Why it is time for restructuring for Indian metal firms2 min read . Updated: 01 Oct 2015, 08:16 AM IST
China's weak economy, falling metal prices, weak demand and ample supply, and high debt are major threats
Some of India’s major reforms in the 1990s were pushed through during difficult times for the economy. The metals sector is in a difficult position. China’s weak economy, falling metal prices, weak demand and ample supply, and high debt are major threats.
Investors have been dumping metal shares worldwide, with Glencore Plc getting special attention this week. On Monday, its share fell by 30% on fears of the likely impact of low metal prices. The stock has recovered since. The time is ripe for a change.
Alcoa Inc., the world’s third-largest aluminium producer, has decided to split into two. One will focus on making aluminium while the other will sell value-added products. A Reuters report mentions that nine out of Alcoa’s 15 smelters are unprofitable.
However, for the value-added business, the metal price is mostly a pass-through with some price lag present. What really matters for it is the processing margin.
A demerger also lets shareholders decide which part they want to hold and the split is expected to see shareholders benefit. All this is on paper and may take a long time to show up.
Indian metal companies are in a similarly difficult position. They are fully exposed to the global commodity cycle. Falling prices have upset profitability while interest costs are increasing as new projects are being completed. They have asked for import barriers, but that is a short-term solution, even if it is effective. In the June quarter, sales rose by 10.5%, but interest costs rose by 15.5%. The current quarter may see it become worse.
A demerger is not an option for all. Also, this is a cyclical phenomenon. When commodity prices are high, basic products make handsome profits. Those with captive mines benefit more. But in a downcycle, these operations become a millstone. Then, the merchant miners appear less vulnerable. Of course, the current downturn is singeing everyone.
The time does seem right for the metals industry to restructure, as its problems don’t look short-term in nature. If not outright demergers, it could be disposing non-core investments, selling some parts of the business or even shutting loss-making units. However, there does not seem much urgency visible on the ground.
Maybe they are hoping for a miraculous recovery.
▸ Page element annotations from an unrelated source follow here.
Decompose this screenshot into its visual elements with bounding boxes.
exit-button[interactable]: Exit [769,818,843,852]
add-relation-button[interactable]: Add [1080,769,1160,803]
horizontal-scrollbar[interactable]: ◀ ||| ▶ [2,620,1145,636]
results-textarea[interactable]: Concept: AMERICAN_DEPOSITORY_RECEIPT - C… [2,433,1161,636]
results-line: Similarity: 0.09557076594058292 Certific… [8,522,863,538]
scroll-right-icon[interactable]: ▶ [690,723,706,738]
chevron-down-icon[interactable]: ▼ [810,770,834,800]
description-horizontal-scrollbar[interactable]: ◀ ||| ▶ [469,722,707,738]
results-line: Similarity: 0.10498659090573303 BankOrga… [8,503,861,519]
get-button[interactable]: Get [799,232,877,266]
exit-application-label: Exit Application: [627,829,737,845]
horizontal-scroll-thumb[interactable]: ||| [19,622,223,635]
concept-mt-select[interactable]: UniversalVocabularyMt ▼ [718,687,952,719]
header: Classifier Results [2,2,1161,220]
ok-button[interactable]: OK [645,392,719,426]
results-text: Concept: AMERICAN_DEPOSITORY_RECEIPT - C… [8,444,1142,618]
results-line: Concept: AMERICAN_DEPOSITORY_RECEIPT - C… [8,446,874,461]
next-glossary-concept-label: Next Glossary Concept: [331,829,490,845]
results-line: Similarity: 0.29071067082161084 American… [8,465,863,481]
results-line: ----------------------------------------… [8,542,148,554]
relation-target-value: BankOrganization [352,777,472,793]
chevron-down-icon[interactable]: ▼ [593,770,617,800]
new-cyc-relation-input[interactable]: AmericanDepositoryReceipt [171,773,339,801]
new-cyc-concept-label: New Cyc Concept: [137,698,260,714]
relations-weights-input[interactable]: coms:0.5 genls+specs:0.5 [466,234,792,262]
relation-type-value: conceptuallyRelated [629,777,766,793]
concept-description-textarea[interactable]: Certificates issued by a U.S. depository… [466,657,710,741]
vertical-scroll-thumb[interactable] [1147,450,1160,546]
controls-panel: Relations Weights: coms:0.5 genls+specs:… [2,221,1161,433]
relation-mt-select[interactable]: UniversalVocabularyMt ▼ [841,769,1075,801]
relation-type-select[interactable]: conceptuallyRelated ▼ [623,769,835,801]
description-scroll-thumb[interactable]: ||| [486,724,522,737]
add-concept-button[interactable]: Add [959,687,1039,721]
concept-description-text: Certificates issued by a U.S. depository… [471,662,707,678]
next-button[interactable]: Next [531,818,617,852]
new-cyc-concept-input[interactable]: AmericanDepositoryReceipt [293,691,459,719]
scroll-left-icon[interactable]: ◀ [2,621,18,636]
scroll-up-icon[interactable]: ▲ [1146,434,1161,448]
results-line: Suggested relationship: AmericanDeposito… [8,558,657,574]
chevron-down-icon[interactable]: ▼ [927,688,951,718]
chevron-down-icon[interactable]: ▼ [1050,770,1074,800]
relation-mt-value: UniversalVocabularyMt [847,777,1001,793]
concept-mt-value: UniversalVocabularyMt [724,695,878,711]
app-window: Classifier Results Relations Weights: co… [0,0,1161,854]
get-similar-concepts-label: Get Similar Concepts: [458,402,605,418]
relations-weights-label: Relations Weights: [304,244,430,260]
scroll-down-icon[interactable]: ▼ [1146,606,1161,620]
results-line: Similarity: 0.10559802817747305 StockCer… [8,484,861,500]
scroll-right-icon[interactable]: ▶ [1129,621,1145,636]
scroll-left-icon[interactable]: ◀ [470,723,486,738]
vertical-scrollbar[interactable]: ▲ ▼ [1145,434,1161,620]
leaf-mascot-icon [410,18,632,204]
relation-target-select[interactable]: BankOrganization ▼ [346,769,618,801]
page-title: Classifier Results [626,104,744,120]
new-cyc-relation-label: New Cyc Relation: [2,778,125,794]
Or possibly, the large debts on their books, mostly borrowed from Indian banks and institutions, gives them bargaining power. Restructuring loans is easier than operations, but it would be unfortunate. A government-led bailout would be a bad thing in the longer term.
Anyway, equity investors are not waiting around to find out how this ends. The S&P BSE Metal index is down by 42.6% in the past one year.
The writer does not own shares in the above-mentioned companies.